I had expected the desert to be completely barren, but even here plants grew, scrubby gray-green bushes spaced far apart, though the soil between them was bare and stony. The low, steady wind kept up a continuous murmur in the bushes. It sounded like someone speaking, just too softly to hear, a commentary in the background that we could not understand and never quite ignore. In the early morning and late afternoon lizards scampered across the open spots, but in the middle of the day the only living creature we saw, other than ourselves, was the occasional snake or high, soaring bird.

Fortunately the road we followed led from oasis to oasis, spaced a day’s journey apart, so that we could drink deeply of the alkaline water and refill the containers for ourselves and our horses. Sometimes the water merely seeped into a shallow depression scraped out between the palm trees, but usually there was a round basin, surprisingly deep, in which the water looked black though it ran clear when we ladled it out. Ascelin warned us to be sure to shake out our boots every morning in case scorpions had crawled in during the night.

At the oases we exchanged a few words with other travelers, but there were not a lot of them, for the major trade routes between Xantium and the emir’s city toward which we were heading did not detour through the Holy City. A line of jagged mountains, like teeth two thousand feet high, lay to our right, separating us from the main north-south roads.

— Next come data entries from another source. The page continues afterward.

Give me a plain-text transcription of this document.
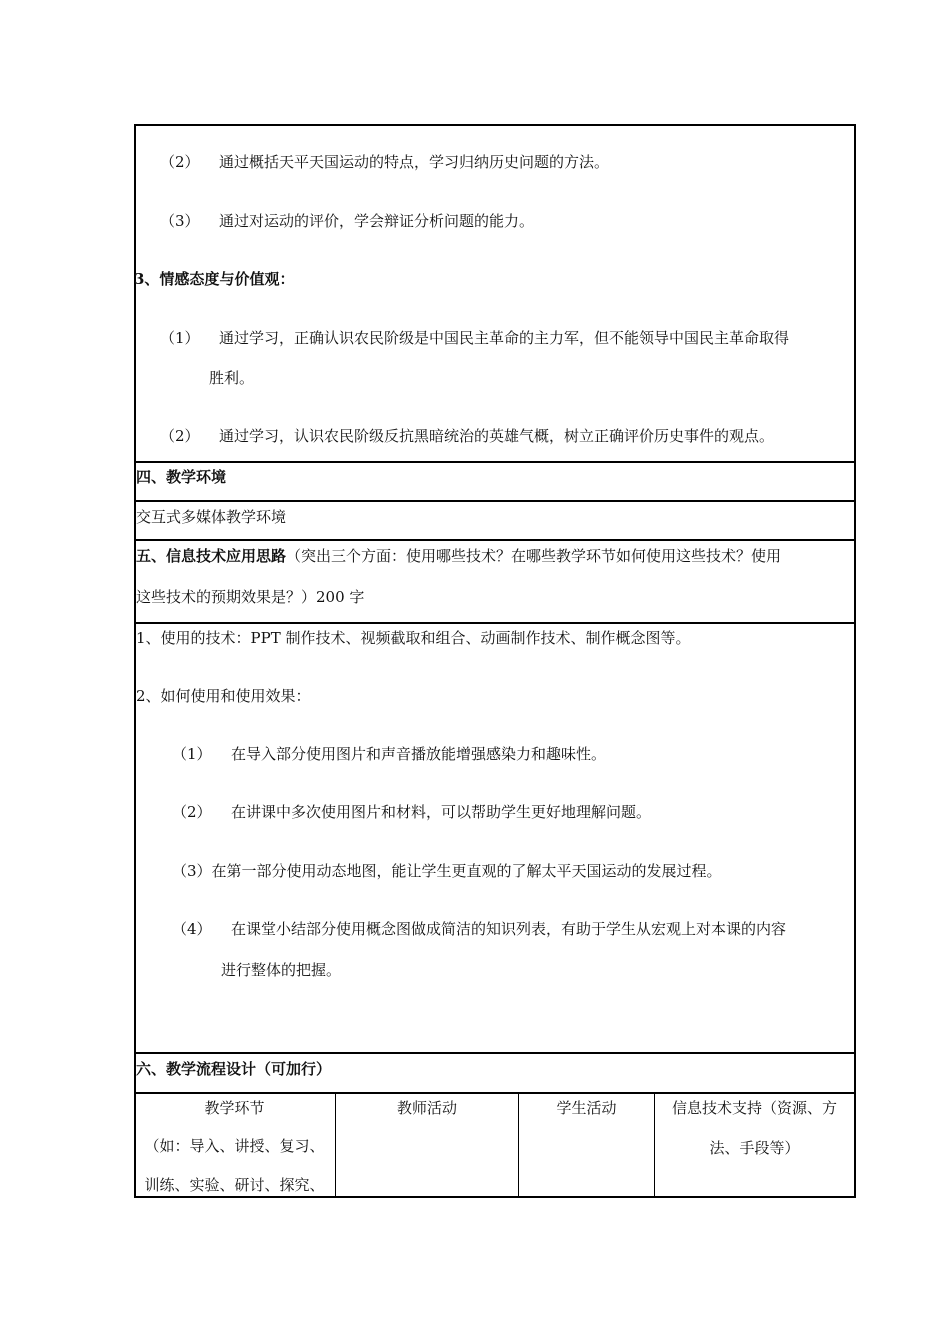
（2） 通过概括天平天国运动的特点，学习归纳历史问题的方法。
（3） 通过对运动的评价，学会辩证分析问题的能力。
3、情感态度与价值观：
（1） 通过学习，正确认识农民阶级是中国民主革命的主力军，但不能领导中国民主革命取得
胜利。
（2） 通过学习，认识农民阶级反抗黑暗统治的英雄气概，树立正确评价历史事件的观点。
四、教学环境
交互式多媒体教学环境
五、信息技术应用思路（突出三个方面：使用哪些技术？在哪些教学环节如何使用这些技术？使用
这些技术的预期效果是？）200 字
1、使用的技术：PPT 制作技术、视频截取和组合、动画制作技术、制作概念图等。
2、如何使用和使用效果：
（1） 在导入部分使用图片和声音播放能增强感染力和趣味性。
（2） 在讲课中多次使用图片和材料，可以帮助学生更好地理解问题。
（3）在第一部分使用动态地图，能让学生更直观的了解太平天国运动的发展过程。
（4） 在课堂小结部分使用概念图做成简洁的知识列表，有助于学生从宏观上对本课的内容
进行整体的把握。
六、教学流程设计（可加行）
教学环节
（如：导入、讲授、复习、
训练、实验、研讨、探究、
教师活动	学生活动	信息技术支持（资源、方
法、手段等）
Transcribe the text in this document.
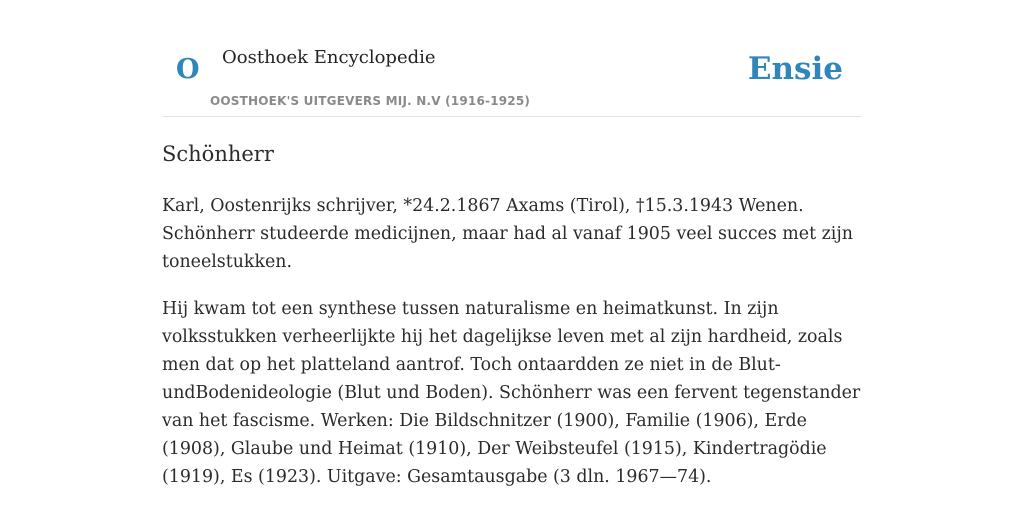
O Oosthoek Encyclopedie
OOSTHOEK'S UITGEVERS MIJ. N.V (1916-1925)
Ensie
Schönherr

Karl, Oostenrijks schrijver, *24.2.1867 Axams (Tirol), †15.3.1943 Wenen. Schönherr studeerde medicijnen, maar had al vanaf 1905 veel succes met zijn toneelstukken.

Hij kwam tot een synthese tussen naturalisme en heimatkunst. In zijn volksstukken verheerlijkte hij het dagelijkse leven met al zijn hardheid, zoals men dat op het platteland aantrof. Toch ontaardden ze niet in de Blut-undBodenideologie (Blut und Boden). Schönherr was een fervent tegenstander van het fascisme. Werken: Die Bildschnitzer (1900), Familie (1906), Erde (1908), Glaube und Heimat (1910), Der Weibsteufel (1915), Kindertragödie (1919), Es (1923). Uitgave: Gesamtausgabe (3 dln. 1967—74).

For the most part the other travelers kept to their tents and we kept to ours. But always when Dominic was rubbing down Whirlwind at least one man wandered over, as though casually, to look the stallion over and remark on his size and strength. Whirlwind snorted both at them and at their own horses.

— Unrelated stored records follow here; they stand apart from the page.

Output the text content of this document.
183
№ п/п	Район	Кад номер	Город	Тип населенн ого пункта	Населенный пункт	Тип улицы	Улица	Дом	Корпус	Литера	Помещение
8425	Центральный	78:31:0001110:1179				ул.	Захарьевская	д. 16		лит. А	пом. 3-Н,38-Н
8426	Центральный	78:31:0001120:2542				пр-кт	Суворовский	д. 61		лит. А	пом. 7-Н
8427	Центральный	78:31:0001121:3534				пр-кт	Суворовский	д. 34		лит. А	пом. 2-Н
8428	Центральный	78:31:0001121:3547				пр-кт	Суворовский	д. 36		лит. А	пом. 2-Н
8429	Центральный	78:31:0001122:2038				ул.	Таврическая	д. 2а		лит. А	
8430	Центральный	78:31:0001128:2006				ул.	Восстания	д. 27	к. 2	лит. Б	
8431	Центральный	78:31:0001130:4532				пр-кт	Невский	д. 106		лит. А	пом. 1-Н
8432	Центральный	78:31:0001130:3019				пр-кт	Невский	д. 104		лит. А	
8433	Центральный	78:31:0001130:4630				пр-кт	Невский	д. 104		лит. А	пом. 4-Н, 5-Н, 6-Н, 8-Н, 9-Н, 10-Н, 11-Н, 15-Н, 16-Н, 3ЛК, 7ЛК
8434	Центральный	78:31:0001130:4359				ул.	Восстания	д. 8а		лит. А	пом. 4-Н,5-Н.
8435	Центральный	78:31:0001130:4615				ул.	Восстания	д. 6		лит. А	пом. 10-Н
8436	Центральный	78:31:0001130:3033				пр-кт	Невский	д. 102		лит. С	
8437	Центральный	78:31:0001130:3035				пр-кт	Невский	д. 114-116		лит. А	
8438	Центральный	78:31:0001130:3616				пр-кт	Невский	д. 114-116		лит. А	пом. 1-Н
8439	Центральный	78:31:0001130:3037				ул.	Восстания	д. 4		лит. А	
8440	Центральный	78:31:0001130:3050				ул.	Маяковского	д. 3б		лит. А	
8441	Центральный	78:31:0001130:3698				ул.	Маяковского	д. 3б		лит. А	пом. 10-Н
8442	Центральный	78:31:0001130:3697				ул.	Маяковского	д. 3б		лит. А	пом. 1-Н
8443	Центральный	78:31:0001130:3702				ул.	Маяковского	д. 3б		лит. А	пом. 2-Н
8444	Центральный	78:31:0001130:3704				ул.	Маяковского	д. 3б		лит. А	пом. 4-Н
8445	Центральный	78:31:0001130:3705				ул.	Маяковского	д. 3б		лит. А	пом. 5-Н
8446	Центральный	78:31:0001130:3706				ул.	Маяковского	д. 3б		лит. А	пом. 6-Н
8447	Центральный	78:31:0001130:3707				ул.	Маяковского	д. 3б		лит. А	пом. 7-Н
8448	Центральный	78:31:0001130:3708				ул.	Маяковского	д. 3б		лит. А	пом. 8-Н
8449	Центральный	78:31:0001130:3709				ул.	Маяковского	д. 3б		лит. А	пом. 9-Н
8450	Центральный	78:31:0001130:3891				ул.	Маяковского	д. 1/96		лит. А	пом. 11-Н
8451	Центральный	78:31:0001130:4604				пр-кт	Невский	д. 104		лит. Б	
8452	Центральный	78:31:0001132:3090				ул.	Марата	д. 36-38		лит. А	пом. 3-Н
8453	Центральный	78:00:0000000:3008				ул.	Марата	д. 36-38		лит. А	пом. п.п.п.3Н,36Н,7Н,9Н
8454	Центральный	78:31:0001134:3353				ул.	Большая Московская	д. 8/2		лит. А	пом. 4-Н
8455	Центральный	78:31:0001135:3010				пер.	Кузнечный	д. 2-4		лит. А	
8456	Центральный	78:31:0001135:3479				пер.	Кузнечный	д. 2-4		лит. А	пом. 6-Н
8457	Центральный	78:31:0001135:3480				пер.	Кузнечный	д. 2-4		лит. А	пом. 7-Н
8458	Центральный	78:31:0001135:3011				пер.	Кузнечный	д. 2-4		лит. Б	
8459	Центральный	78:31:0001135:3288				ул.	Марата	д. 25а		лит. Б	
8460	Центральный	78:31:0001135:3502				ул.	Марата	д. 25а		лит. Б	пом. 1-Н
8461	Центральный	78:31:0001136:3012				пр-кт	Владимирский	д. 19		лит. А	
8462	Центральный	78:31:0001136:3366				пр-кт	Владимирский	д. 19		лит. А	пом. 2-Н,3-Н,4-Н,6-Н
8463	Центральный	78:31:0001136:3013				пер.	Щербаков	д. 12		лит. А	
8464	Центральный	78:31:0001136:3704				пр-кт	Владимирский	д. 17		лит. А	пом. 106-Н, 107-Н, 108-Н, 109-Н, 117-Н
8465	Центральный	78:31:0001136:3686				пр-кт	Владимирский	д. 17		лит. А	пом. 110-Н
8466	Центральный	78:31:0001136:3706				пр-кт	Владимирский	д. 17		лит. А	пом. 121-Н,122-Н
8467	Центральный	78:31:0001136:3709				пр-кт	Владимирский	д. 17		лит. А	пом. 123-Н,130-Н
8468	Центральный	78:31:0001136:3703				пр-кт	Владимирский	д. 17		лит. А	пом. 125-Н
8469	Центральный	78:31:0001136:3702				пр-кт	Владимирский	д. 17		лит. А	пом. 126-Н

As the long, dry days succeeded each other, I kept looking for Kaz-alrhun, with or without the ebony horse, to swoop down on us from the sky, but he did not appear. I found myself hoping that if he did attack us he would do so soon, before we spent any more days crawling through this enormous and rocky landscape.

In the cool of the long desert evenings I tried without success to find the secret of the spell of the onyx ring. Maffi sat next to me, silent while I concentrated, his bony knees drawn up.